Late Tuesday afternoon Schroeder dove on a shallow reef with his wife and son, who are earning open-water scuba certifications.
"We're in a hospital environment all the time, and to come out here as a family is a great thing," said Schroeder. "Emotionally, we're recharging and rehabilitating."
Before his own injuries, sustained last December when his vehicle rolled over a hidden roadside bomb, Schroeder had contacted Task Force Dagger Foundation managing director Keith David about donating his time and energy to the organization to help wounded comrades.
"I originally thought I was going to be on the giving end," he said. "Here I find I'm on the receiving end of the foundation, and I'm blessed that they were there to help me and my family recover together."
Despite being scuba certified in the late 1980s, Schroeder had to take a refresher course primarily to adapt his knowledge to his new capabilities. Special hi-tech prosthetic "swim legs" help propel him through the water.
"Every time we go on a vacation, one thing he wants to do is go diving, but he won't do it because we're not certified," said Laura Schroeder. "So now, when we go on vacations, we can certainly go out with him."

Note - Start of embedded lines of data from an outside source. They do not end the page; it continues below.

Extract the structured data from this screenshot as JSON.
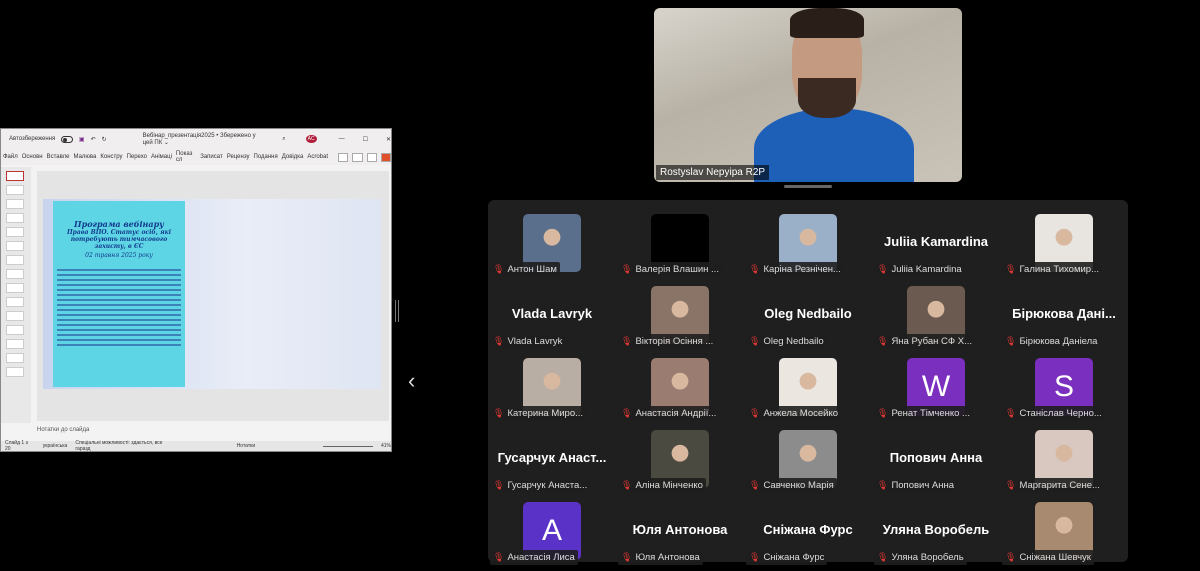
{
  "ppt": {
    "autosave": "Автозбереження",
    "doc_title": "Вебінар_презентація2025 • Збережено у цей ПК ⌄",
    "avatar": "AC",
    "tabs": [
      "Файл",
      "Основн",
      "Вставле",
      "Малюва",
      "Констру",
      "Перехо",
      "Анімаці",
      "Показ сл",
      "Записат",
      "Рецензу",
      "Подання",
      "Довідка",
      "Acrobat"
    ],
    "slide": {
      "title": "Програма вебінару",
      "subtitle": "Права ВПО. Статус осіб, які потребують тимчасового захисту, в ЄС",
      "date": "02 травня 2025 року"
    },
    "notes": "Нотатки до слайда",
    "status_slide": "Слайд 1 з 20",
    "status_lang": "українська",
    "status_access": "Спеціальні можливості: здається, все гаразд",
    "status_notes": "Нотатки",
    "zoom": "41%"
  },
  "speaker": {
    "name": "Rostyslav Nepyipa R2P"
  },
  "participants": [
    {
      "label": "Антон Шам",
      "type": "photo",
      "color": "#5a6f8c"
    },
    {
      "label": "Валерія Влашин ...",
      "type": "photo",
      "color": "#000000"
    },
    {
      "label": "Каріна Резнічен...",
      "type": "photo",
      "color": "#9ab0c8"
    },
    {
      "label": "Juliia Kamardina",
      "type": "name",
      "display": "Juliia Kamardina"
    },
    {
      "label": "Галина Тихомир...",
      "type": "photo",
      "color": "#e8e4e0"
    },
    {
      "label": "Vlada Lavryk",
      "type": "name",
      "display": "Vlada Lavryk"
    },
    {
      "label": "Вікторія Осіння ...",
      "type": "photo",
      "color": "#8a7468"
    },
    {
      "label": "Oleg Nedbailo",
      "type": "name",
      "display": "Oleg Nedbailo"
    },
    {
      "label": "Яна Рубан СФ Х...",
      "type": "photo",
      "color": "#6a5a50"
    },
    {
      "label": "Бірюкова Даніела",
      "type": "name",
      "display": "Бірюкова Дані..."
    },
    {
      "label": "Катерина Миро...",
      "type": "photo",
      "color": "#b8aea4"
    },
    {
      "label": "Анастасія Андрії...",
      "type": "photo",
      "color": "#9a7c70"
    },
    {
      "label": "Анжела Мосейко",
      "type": "photo",
      "color": "#ece6e0"
    },
    {
      "label": "Ренат Тімченко ...",
      "type": "letter",
      "display": "W",
      "color": "#7b2fbe"
    },
    {
      "label": "Станіслав Черно...",
      "type": "letter",
      "display": "S",
      "color": "#7b2fbe"
    },
    {
      "label": "Гусарчук Анаста...",
      "type": "name",
      "display": "Гусарчук  Анаст..."
    },
    {
      "label": "Аліна Мінченко",
      "type": "photo",
      "color": "#4a4a40"
    },
    {
      "label": "Савченко Марія",
      "type": "photo",
      "color": "#8c8c8c"
    },
    {
      "label": "Попович Анна",
      "type": "name",
      "display": "Попович Анна"
    },
    {
      "label": "Маргарита Сене...",
      "type": "photo",
      "color": "#d8c8c0"
    },
    {
      "label": "Анастасія Лиса",
      "type": "letter",
      "display": "A",
      "color": "#5a32c8"
    },
    {
      "label": "Юля Антонова",
      "type": "name",
      "display": "Юля Антонова"
    },
    {
      "label": "Сніжана Фурс",
      "type": "name",
      "display": "Сніжана Фурс"
    },
    {
      "label": "Уляна Воробель",
      "type": "name",
      "display": "Уляна Воробель"
    },
    {
      "label": "Сніжана Шевчук",
      "type": "photo",
      "color": "#a88a70"
    }
  ]
}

David said Task Force Dagger Foundation's family focus sets it apart from other organizations.
"When the soldier is injured or wounded, the whole family is wounded," David said. "One of the things we try and do is help them heal as a family unit."
The week-long project, that ends Friday, has been embraced by the Key West community. Hotels have given reduced-rate accommodations, while dive shops and restaurants are providing complimentary trips and meals.